After a resounding defeat in the November 3 election, opponents of plans to expand Broadway Plaza with a new 92,000-square-foot department store have droppped their lawsuit against the city.
The Contra Costa Times Elisabeth Nardi reports that plaintiffs Ed Dimmick, Ann Hinshaw, and Selma King asked a Contra Costa County Superior Court judge to dismiss their lawsuit, which claimed that the environmental impact report for the proposed Neiman Marcus failed to properly analyze the traffic and parking effects of the project.
Although 71 percent of Walnut Creek voters said "yes" to Measure I, allowing the new department store project to go forward, I wondered, and perhaps some others did, too, whether these election results really signaled the end of this long, ugly, costly civic battle.

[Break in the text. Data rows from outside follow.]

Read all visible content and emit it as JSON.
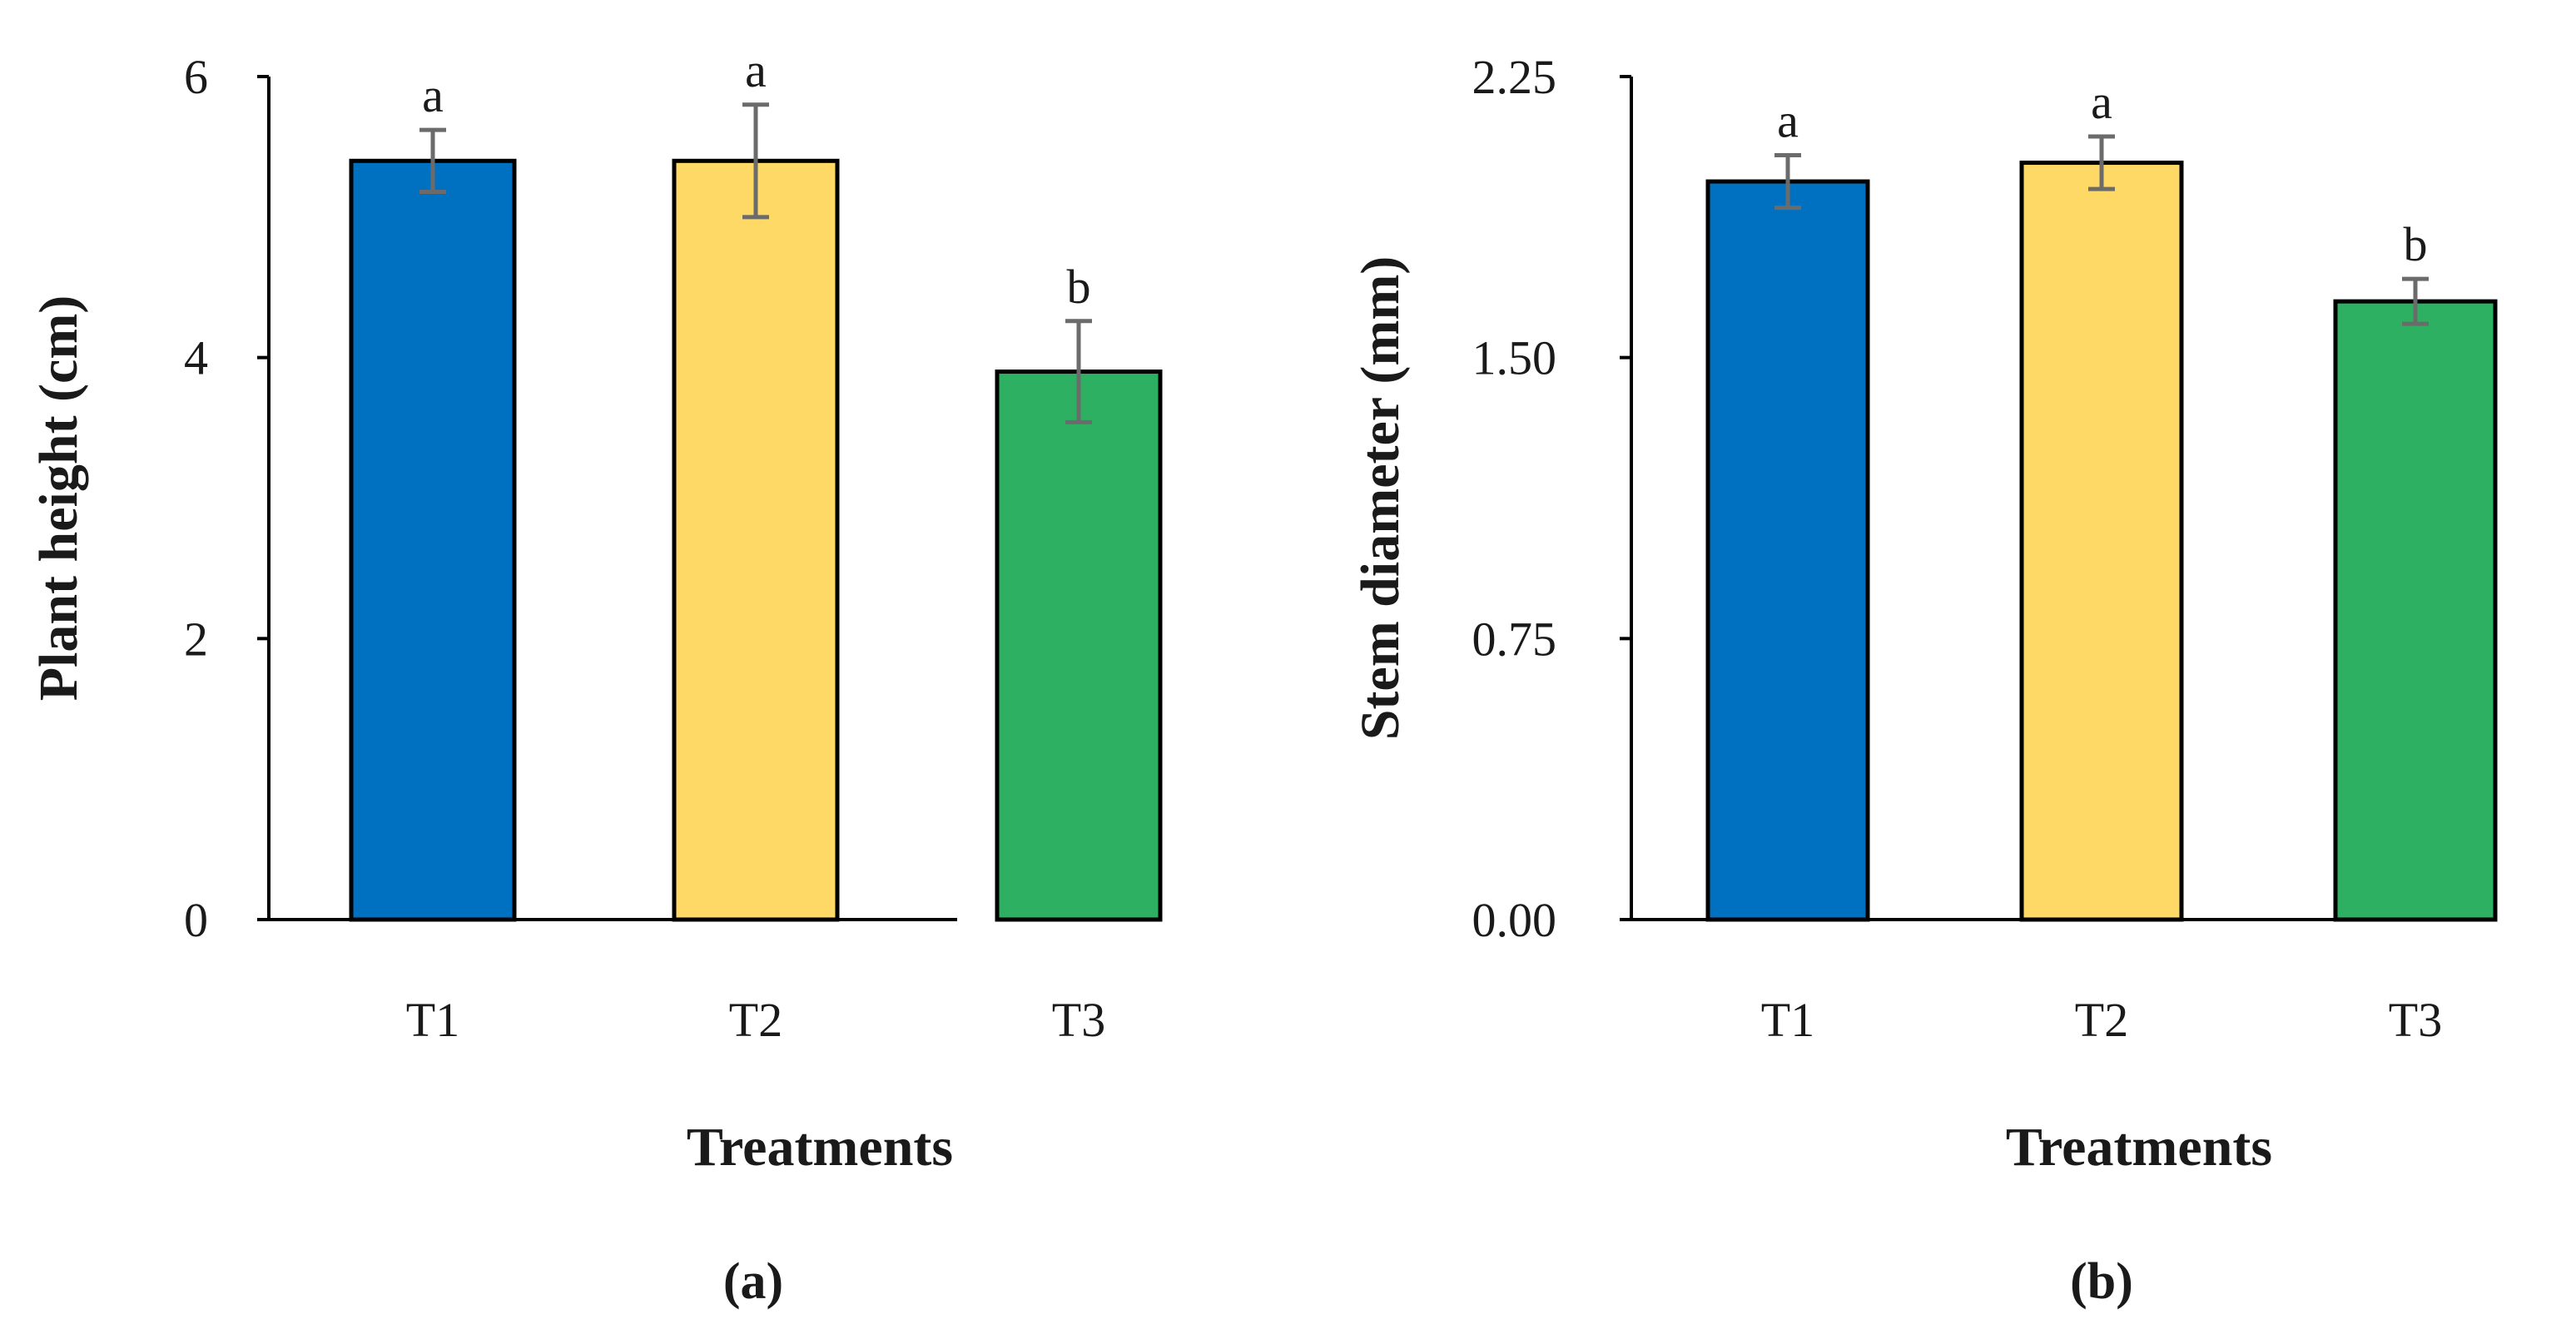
{
  "chart_data": [
    {
      "type": "bar",
      "title": "",
      "panel_label": "(a)",
      "xlabel": "Treatments",
      "ylabel": "Plant height (cm)",
      "categories": [
        "T1",
        "T2",
        "T3"
      ],
      "values": [
        5.4,
        5.4,
        3.9
      ],
      "errors": [
        0.22,
        0.4,
        0.36
      ],
      "significance": [
        "a",
        "a",
        "b"
      ],
      "colors": [
        "#0070c0",
        "#ffd966",
        "#2eb062"
      ],
      "ylim": [
        0,
        6
      ],
      "yticks": [
        0,
        2,
        4,
        6
      ],
      "ytick_labels": [
        "0",
        "2",
        "4",
        "6"
      ],
      "grid": false,
      "legend": "none"
    },
    {
      "type": "bar",
      "title": "",
      "panel_label": "(b)",
      "xlabel": "Treatments",
      "ylabel": "Stem diameter (mm)",
      "categories": [
        "T1",
        "T2",
        "T3"
      ],
      "values": [
        1.97,
        2.02,
        1.65
      ],
      "errors": [
        0.07,
        0.07,
        0.06
      ],
      "significance": [
        "a",
        "a",
        "b"
      ],
      "colors": [
        "#0070c0",
        "#ffd966",
        "#2eb062"
      ],
      "ylim": [
        0,
        2.25
      ],
      "yticks": [
        0,
        0.75,
        1.5,
        2.25
      ],
      "ytick_labels": [
        "0.00",
        "0.75",
        "1.50",
        "2.25"
      ],
      "grid": false,
      "legend": "none"
    }
  ],
  "colors": {
    "axis": "#000000",
    "bar_outline": "#000000",
    "error_bar": "#6b6b6b"
  }
}
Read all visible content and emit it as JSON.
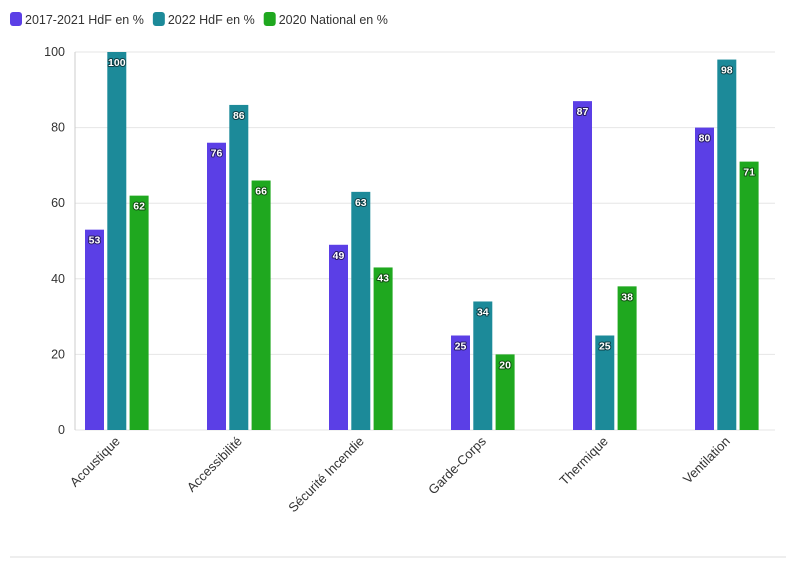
{
  "chart_data": {
    "type": "bar",
    "title": "",
    "xlabel": "",
    "ylabel": "",
    "ylim": [
      0,
      100
    ],
    "yticks": [
      0,
      20,
      40,
      60,
      80,
      100
    ],
    "grid": true,
    "legend_position": "top-left",
    "categories": [
      "Acoustique",
      "Accessibilité",
      "Sécurité Incendie",
      "Garde-Corps",
      "Thermique",
      "Ventilation"
    ],
    "series": [
      {
        "name": "2017-2021 HdF en %",
        "color": "#5b3fe6",
        "values": [
          53,
          76,
          49,
          25,
          87,
          80
        ]
      },
      {
        "name": "2022 HdF en %",
        "color": "#1c8a99",
        "values": [
          100,
          86,
          63,
          34,
          25,
          98
        ]
      },
      {
        "name": "2020 National en %",
        "color": "#1fa81f",
        "values": [
          62,
          66,
          43,
          20,
          38,
          71
        ]
      }
    ]
  }
}
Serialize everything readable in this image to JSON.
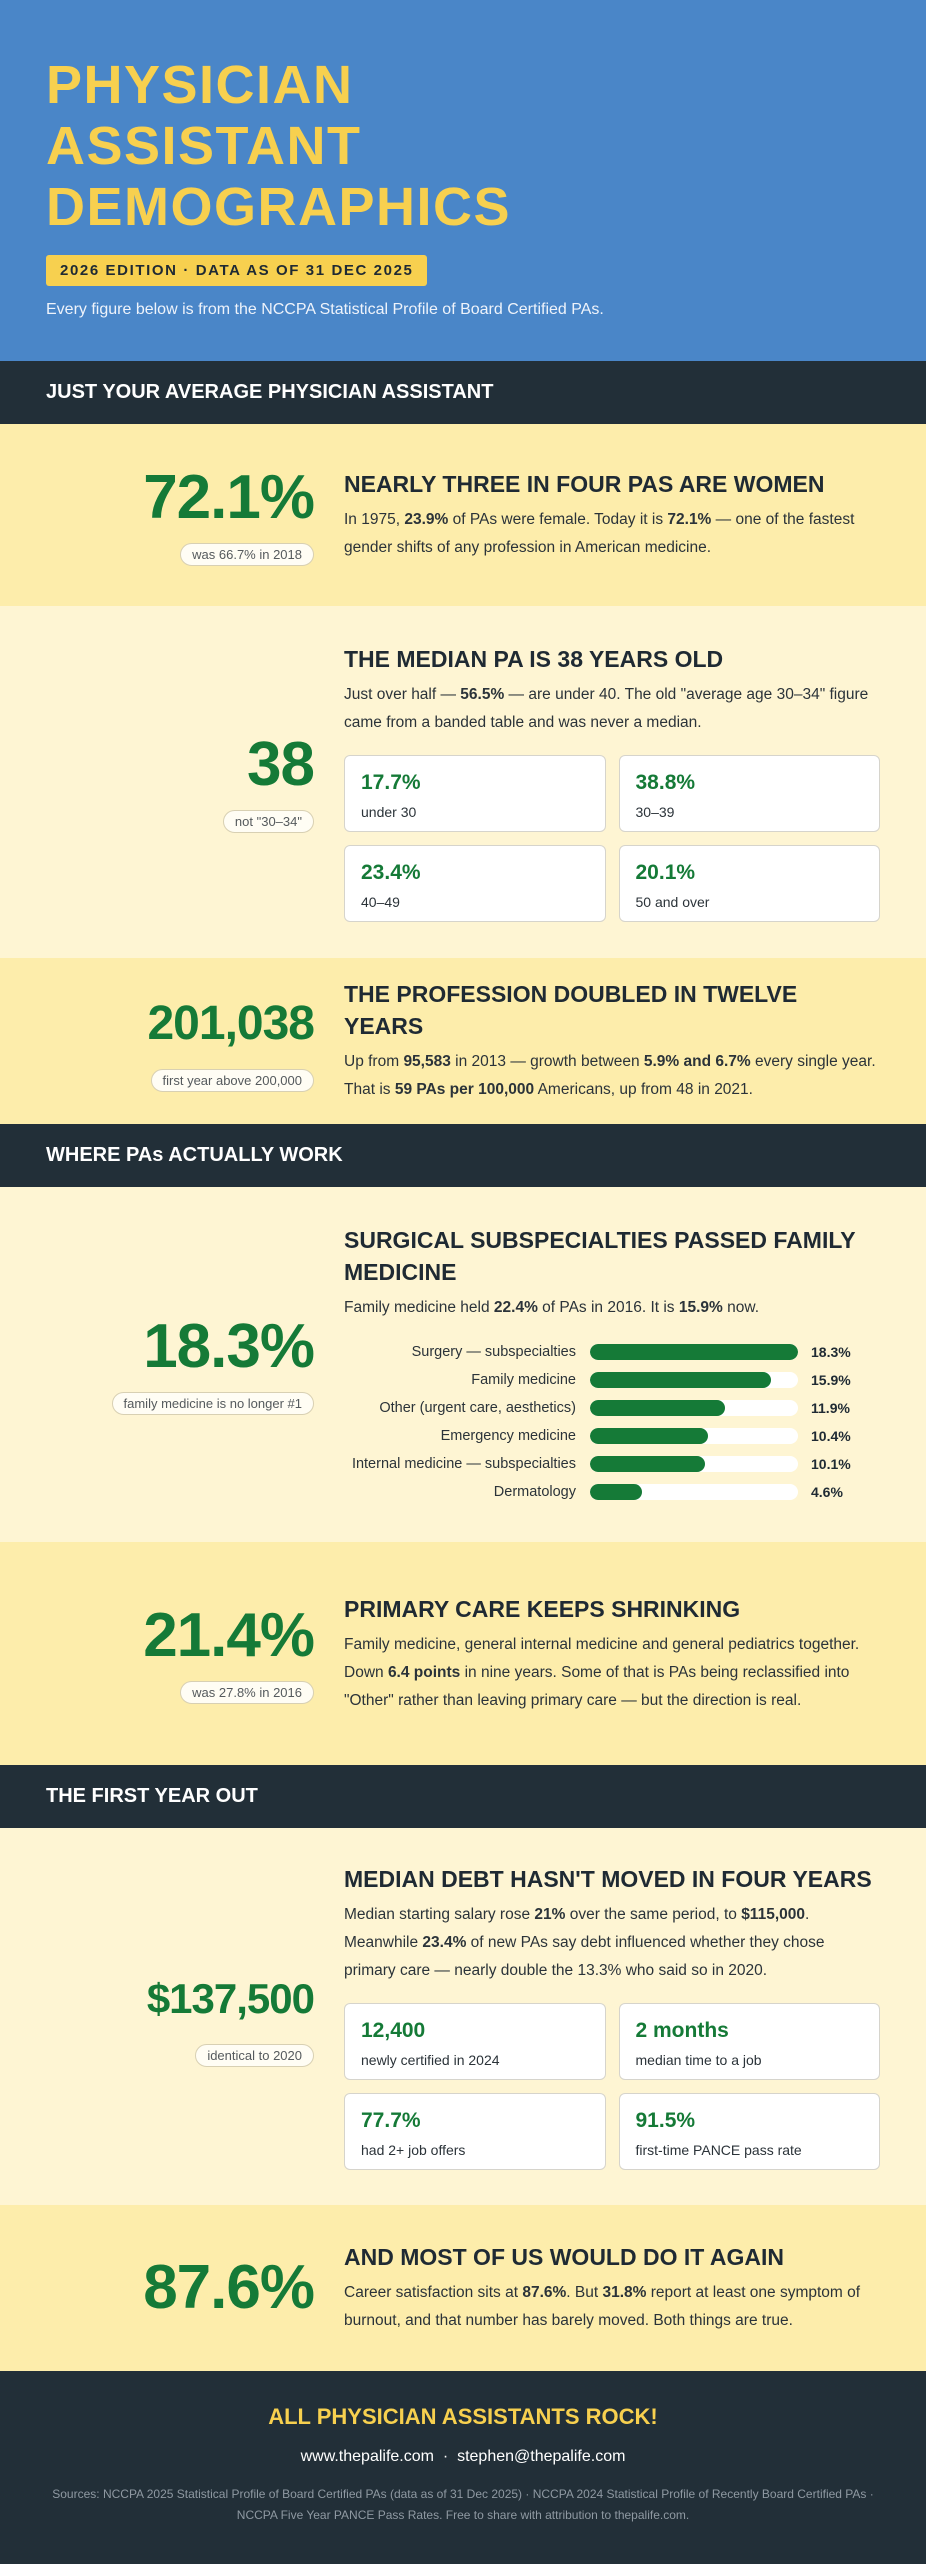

Dimmick, Hinshaw, and King had proven themselves to be pretty feisty opponents to this project, and they had the deep-pocket financial backing of Taubman Centers, the owners of Sunvalley shopping mall. Surely, I thought, there would be another legal challenge to the project in their--and our--future.
Well, the Times says this request to dismiss the lawsuit means that "the last remaining stand" against Neiman Marcus has "disappeared." King acknowledged that "there isn't anything else we can do." She also patted herself and her co-plaintiffs on the back: "We fought a good fight as best as we could."
But ... the plaintiffs asked that the suit be dismissed "without prejudice"--which doesn't stop the plaintiffs from filing again in the future, if, as King said, "anything comes up at all that's going in the opposite direction (of what was approved)."